Bu hizmetkârlar içinde en kıymetli olanlardan biri de medyadaki uşaklardır. İş adamlarının ne kadar hayırsever olduklarına dair haberleri hiç eksik etmez burjuva medya. Güya onlar olmasa ekmek veren olmaz. İstihdam olmaz. Fakire yardım eli uzatan olmaz. Gerektiğinde insan hakları ve fırsat eşitliği masalları anlatılsa da, gelir dağılımındaki adaletsizlik ya yok sayılır ya da toplumu ayakta tutan bir denge unsuru olarak yansıtılır. Toplumu manipüle etmek için sorular ihtiyatla sorulur. Meselâ Türkiye’de yarı aç yarı tok yaşayan milyonlarca asgari ücretli varken, “Merkez Bankası Başkanının aldığı para cumhurbaşkanından, bakanlardan, başbakan ve vekillerden fazla” diye fırtınalar kopartılır. Ama medya burjuvazinin bu yüksek ücretli uşaklarının ücretlerini asgari ücretle kıyaslamaz.
Atalarımız “biri yer biri bakar kıyamet ondan kopar” demişler. İnsanın insanı sömürmesi elbet bir gün kıyameti koparacaktır. Doyuran, giydiren ama aç ve çıplak kalanlar, kurtuluşu ilmek ilmek örmesini de bileceklerdir. Sırtlarındaki kan emici asalakları yere serip, yeni bir dünya kurmak için yola çıkacaklardır. Ekim Devriminde yarım bıraktığı işi elbet tamamlayacaktır işçi sınıfı. Medyasıyla, sadık ve şişkin cüzdanlı uşaklarıyla ve bütün kokuşmuşluğuyla kapitalizm yeryüzünden silinmeden insanlığın binlerce yıllık özlemleri hayat bulamaz.

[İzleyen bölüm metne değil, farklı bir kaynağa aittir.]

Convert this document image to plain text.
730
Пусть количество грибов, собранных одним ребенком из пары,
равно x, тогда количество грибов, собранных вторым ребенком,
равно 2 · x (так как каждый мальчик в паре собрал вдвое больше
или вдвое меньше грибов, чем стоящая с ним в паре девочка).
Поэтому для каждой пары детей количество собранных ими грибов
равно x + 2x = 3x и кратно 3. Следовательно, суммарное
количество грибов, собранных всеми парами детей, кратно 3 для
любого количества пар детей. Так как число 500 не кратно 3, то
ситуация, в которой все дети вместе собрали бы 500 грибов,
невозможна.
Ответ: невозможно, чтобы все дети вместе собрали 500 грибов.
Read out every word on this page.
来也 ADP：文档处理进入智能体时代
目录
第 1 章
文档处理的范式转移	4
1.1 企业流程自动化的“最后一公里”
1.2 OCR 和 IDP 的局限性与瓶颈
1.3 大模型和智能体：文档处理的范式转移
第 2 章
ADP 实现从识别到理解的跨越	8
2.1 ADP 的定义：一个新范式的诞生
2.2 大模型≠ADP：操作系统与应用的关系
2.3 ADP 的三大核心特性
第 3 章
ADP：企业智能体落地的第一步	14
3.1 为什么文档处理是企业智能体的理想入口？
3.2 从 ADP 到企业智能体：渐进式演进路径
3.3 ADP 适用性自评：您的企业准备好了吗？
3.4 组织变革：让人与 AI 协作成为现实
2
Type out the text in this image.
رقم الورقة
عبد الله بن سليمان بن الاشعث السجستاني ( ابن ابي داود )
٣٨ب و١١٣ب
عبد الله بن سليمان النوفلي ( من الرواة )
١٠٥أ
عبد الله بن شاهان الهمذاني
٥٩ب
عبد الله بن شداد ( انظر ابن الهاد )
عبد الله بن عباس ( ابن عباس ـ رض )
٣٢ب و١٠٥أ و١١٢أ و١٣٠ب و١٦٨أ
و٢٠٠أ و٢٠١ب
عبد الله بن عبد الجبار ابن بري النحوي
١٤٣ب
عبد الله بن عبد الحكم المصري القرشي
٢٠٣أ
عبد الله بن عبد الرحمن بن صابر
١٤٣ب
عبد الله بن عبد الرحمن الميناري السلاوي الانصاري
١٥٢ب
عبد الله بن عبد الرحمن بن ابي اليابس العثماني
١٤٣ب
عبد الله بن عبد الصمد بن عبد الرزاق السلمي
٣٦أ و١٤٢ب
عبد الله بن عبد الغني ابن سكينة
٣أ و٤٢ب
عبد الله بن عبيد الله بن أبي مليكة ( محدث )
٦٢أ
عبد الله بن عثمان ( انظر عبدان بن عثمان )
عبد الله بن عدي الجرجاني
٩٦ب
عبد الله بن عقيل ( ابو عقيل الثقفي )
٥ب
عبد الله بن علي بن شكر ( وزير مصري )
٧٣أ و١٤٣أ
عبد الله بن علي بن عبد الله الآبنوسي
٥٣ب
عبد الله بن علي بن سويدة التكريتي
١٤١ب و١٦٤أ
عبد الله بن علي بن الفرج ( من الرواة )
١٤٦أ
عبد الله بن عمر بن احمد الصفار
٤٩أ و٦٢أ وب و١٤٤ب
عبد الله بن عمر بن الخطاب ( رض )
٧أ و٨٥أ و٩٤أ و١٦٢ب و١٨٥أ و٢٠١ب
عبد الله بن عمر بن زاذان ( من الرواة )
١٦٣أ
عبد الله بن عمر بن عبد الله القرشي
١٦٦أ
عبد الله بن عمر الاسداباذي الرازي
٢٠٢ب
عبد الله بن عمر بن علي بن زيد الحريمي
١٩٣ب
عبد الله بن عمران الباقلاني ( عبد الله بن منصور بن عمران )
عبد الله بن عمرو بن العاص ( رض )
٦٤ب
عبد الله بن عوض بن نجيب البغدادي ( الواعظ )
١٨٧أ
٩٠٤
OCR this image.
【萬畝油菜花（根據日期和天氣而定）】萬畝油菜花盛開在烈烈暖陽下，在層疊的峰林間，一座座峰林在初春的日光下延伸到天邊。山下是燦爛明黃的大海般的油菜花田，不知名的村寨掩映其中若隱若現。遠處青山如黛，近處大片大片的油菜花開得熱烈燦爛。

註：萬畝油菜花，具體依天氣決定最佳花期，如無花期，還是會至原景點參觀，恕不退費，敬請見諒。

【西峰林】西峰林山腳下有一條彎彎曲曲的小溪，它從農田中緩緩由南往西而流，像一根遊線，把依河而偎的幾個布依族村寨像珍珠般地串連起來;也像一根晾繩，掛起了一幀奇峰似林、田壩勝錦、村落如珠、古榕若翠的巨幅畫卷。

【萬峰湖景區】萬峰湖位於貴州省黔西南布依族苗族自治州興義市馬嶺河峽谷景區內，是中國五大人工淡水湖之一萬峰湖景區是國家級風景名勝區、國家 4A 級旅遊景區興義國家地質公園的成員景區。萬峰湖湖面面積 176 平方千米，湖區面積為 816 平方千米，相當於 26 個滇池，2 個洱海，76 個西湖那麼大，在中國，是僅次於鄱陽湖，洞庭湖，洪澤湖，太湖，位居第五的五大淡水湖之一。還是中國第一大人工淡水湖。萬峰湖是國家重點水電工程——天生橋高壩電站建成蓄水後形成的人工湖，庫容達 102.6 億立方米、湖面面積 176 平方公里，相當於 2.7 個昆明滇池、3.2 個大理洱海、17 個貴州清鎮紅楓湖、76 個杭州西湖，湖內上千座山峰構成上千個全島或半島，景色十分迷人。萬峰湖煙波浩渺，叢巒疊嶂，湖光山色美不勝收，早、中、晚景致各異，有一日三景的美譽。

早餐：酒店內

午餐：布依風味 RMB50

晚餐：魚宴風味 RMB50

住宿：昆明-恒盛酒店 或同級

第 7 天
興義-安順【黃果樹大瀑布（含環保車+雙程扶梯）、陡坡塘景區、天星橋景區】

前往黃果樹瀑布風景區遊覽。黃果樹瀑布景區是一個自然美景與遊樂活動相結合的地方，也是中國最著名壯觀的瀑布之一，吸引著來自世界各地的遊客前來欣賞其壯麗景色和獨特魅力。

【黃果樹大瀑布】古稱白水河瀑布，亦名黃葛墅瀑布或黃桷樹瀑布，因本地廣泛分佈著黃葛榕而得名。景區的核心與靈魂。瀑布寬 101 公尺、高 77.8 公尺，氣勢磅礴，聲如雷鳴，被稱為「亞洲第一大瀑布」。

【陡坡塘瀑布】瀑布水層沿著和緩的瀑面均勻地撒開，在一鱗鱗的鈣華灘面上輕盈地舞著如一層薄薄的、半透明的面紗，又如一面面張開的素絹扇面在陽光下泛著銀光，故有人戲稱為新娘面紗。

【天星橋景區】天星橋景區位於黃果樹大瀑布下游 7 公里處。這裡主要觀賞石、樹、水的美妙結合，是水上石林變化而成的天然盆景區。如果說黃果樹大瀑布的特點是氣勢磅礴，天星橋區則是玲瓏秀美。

Bugün dünyanın dört bir tarafında yürüyüşe geçen açlık orduları, insanlığın özlemlerini gerçekleştirecek devrimci ayaklanmaların ön belirtileridir. Kapitalistlerin “sosyal patlamalar” söyleminin ardında işçi devrimlerinin korkusu vardır. Patronlar sınıfının önüne geçmeye çalıştığı ihtimal budur. İşçi sınıfı tüm dünyada ayağa kalktığında, birleşip saldırıya geçtiğinde, tüm sömürücüler ve uşakları insanlığa kaybettirdiklerinin diyetini ödeyecekler. Bu defa işçiler değil onlar kaderlerine razı olmak zorunda kalacaklar ve düşecekler insanlığın yakasından.